Il dispose d’assez de ressources exotiques pour attirer touristes et visiteurs, notamment des oiseaux rares – comme la tourterelle ou le Perdrix – ainsi que des lapins, des palmiers, des fleurs, des papillons et autres arbres fruitiers (goyaves, mangues, papayes). L’îlot Bernache dispose également d’environ 150 mètres de belles plages. On y accède par deux points d’embarcations de Maurice : Bain-de-Rosnay (Goodlands) et Poudre-d’Or. Bateaux, catamarans, speedboats et bateaux de plaisance sont les moyens de transport mis à la disposition du public.
La première faiblesse de cet îlot en tant que destination touristique est que l’unique point de débarcation-embarcation est jalonné de rochers, présentant le risque que les touristes se blessent en sortant du bateau. En outre, il n’y a aucune toilette publique. La plage, qui ne peut accueillir qu’environ 75 personnes, dépasse toujours sa capacité d’accueil, avec 150-200 visiteurs en jours de semaine et jusqu’à 300 le week-end.
Vanessa Gowreesunkar a également découvert que le développement touristique de l’îlot Bernache pouvait encourager des Mauriciens à des échanges culturels et sociaux avec des touristes à travers la musique, la danse, l’artisanat et la promotion de la cuisine locale.

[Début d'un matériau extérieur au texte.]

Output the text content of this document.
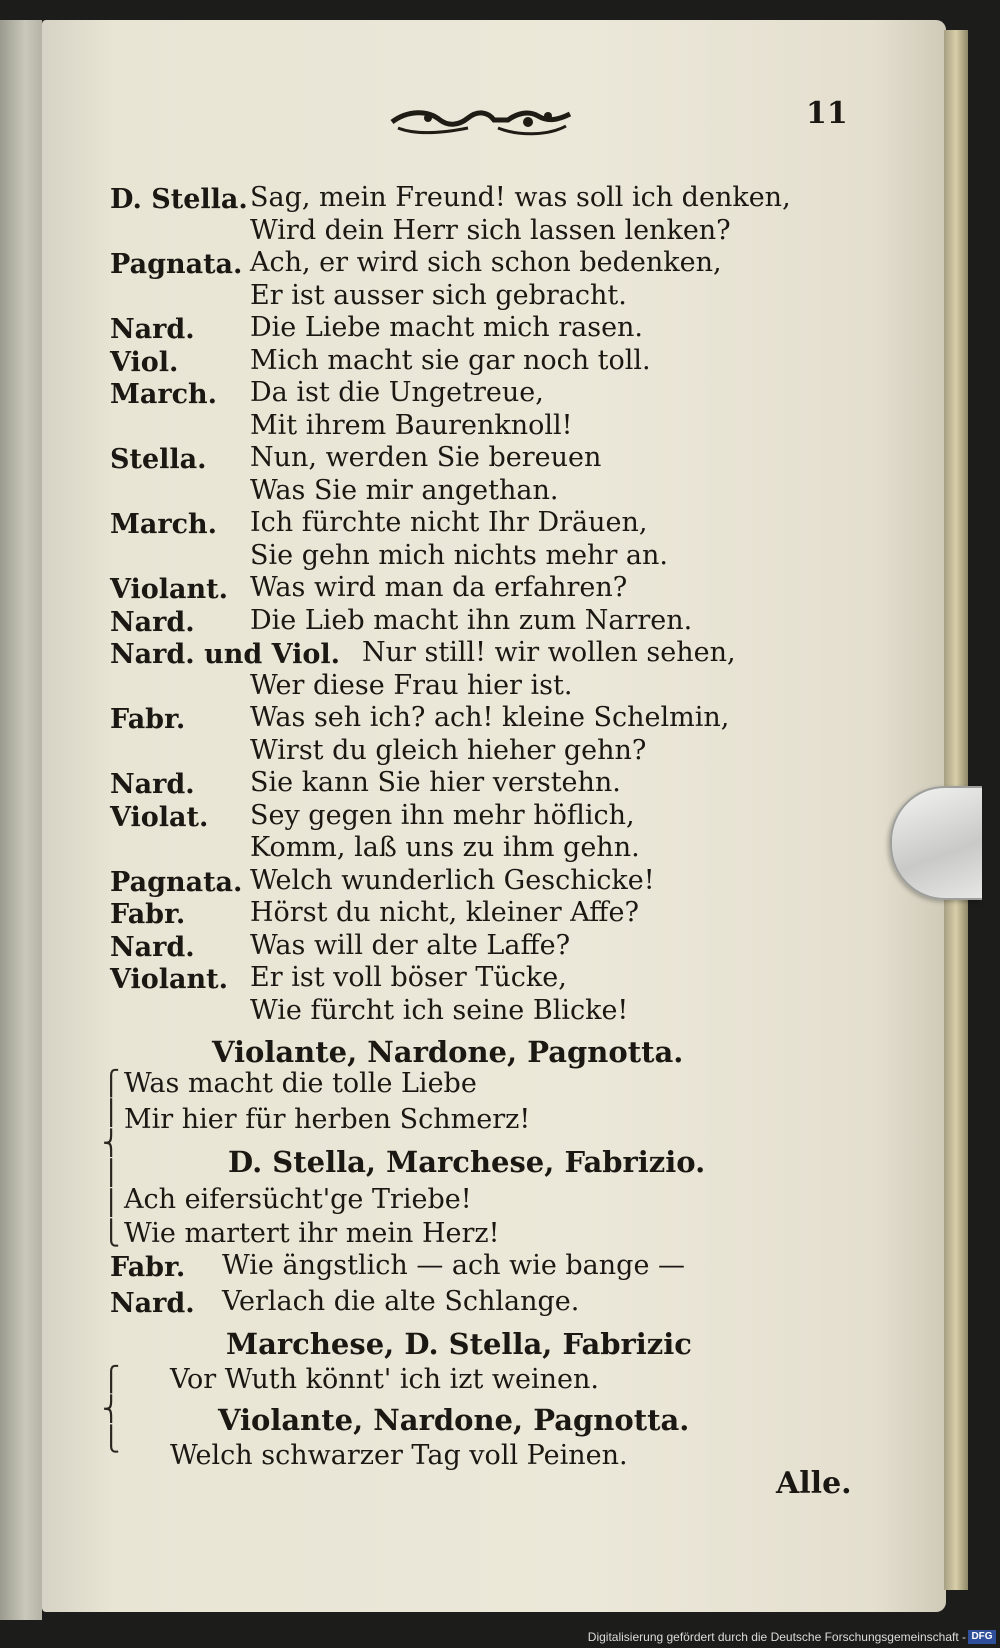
11
D. Stella. Sag, mein Freund! was soll ich denken,
Wird dein Herr sich lassen lenken?
Pagnata. Ach, er wird sich schon bedenken,
Er ist ausser sich gebracht.
Nard. Die Liebe macht mich rasen.
Viol.	Mich macht sie gar noch toll.
March. Da ist die Ungetreue,
Mit ihrem Baurenknoll!
Stella. Nun, werden Sie bereuen
Was Sie mir angethan.
March. Ich fürchte nicht Ihr Dräuen,
Sie gehn mich nichts mehr an.
Violant. Was wird man da erfahren?
Nard. Die Lieb macht ihn zum Narren.
Nard. und Viol. Nur still! wir wollen sehen,
Wer diese Frau hier ist.
Fabr. Was seh ich? ach! kleine Schelmin,
Wirst du gleich hieher gehn?
Nard. Sie kann Sie hier verstehn.
Violat. Sey gegen ihn mehr höflich,
Komm, laß uns zu ihm gehn.
Pagnata. Welch wunderlich Geschicke!
Fabr. Hörst du nicht, kleiner Affe?
Nard. Was will der alte Laffe?
Violant. Er ist voll böser Tücke,
Wie fürcht ich seine Blicke!
Violante, Nardone, Pagnotta.
⎧
⎪
⎨
⎪
⎪
⎩
Was macht die tolle Liebe
Mir hier für herben Schmerz!
D. Stella, Marchese, Fabrizio.
Ach eifersücht'ge Triebe!
Wie martert ihr mein Herz!
Fabr. Wie ängstlich — ach wie bange —
Nard. Verlach die alte Schlange.
Marchese, D. Stella, Fabrizic
⎧
⎨
⎩
Vor Wuth könnt' ich izt weinen.
Violante, Nardone, Pagnotta.
Welch schwarzer Tag voll Peinen.
Alle.
Digitalisierung gefördert durch die Deutsche Forschungsgemeinschaft - DFG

Cependant, la pollution – par les émissions d’embarcations, la destruction de l’écosystème marin et celle des coraux, de même des dépôts d’ordures – est présente. De même, certains pêcheurs ne semblaient pas respecter les règlements touchant au transport de touristes. L’utilisation de l’endroit pour des get-together familiaux, des BBQ, des parties de pêche et la cueillette de fruits posait également problème. « Tout cela à cause d’un accès facile et d’un manque flagrant de contrôle », déplore la chercheuse.
« Les retombées de notre recherche nous ont démontré qu’un manque de contrôle sur les activités touristiques, ainsi que le nombre et la catégorie des visiteurs sur l’îlot ont contribué à altérer les caractéristiques de l’endroit », a regretté Vanessa Gowreesunkar. Elle argue qu’avec 250 à 300 visiteurs en week-end, et en l’absence de toilettes, l’intégrité physique de l’îlot se retrouve menacée. Les garde-côtes semblent être les seuls à exercer un contrôle dans l’îlot.
Ainsi, si les activités sur l’îlot Bernache ont des retombées positives pour les opérateurs, elles impactent négativement sur l’environnement : pollution des bateaux, destruction de la faune et de la flore (feu pour la cuisine, chasse aux lapins…), risques d’incendie après les BBQ, etc. « Notre étude confirme que les choses sont hors de contrôle », poursuit la chercheuse. Elle plaide par conséquent pour un contrôle du nombre de bateaux et de visiteurs, l’aménagement de pistes pour éviter la destruction de l’écosystème, une place dédiée pour la cuisson et l’obligation pour les visiteurs de ramener leurs déchets. Du fait des manquements notés, Vanessa Gowreesunkar réclame donc l’institution d’une Islet Tourism Management Authority. « Seule une telle instance aurait la légitimité de mettre en oeuvre les solutions aux manquements notés et de faire accepter les contrôles nécessaires afin de garder l’îlot comme destination touristique », conclut-elle.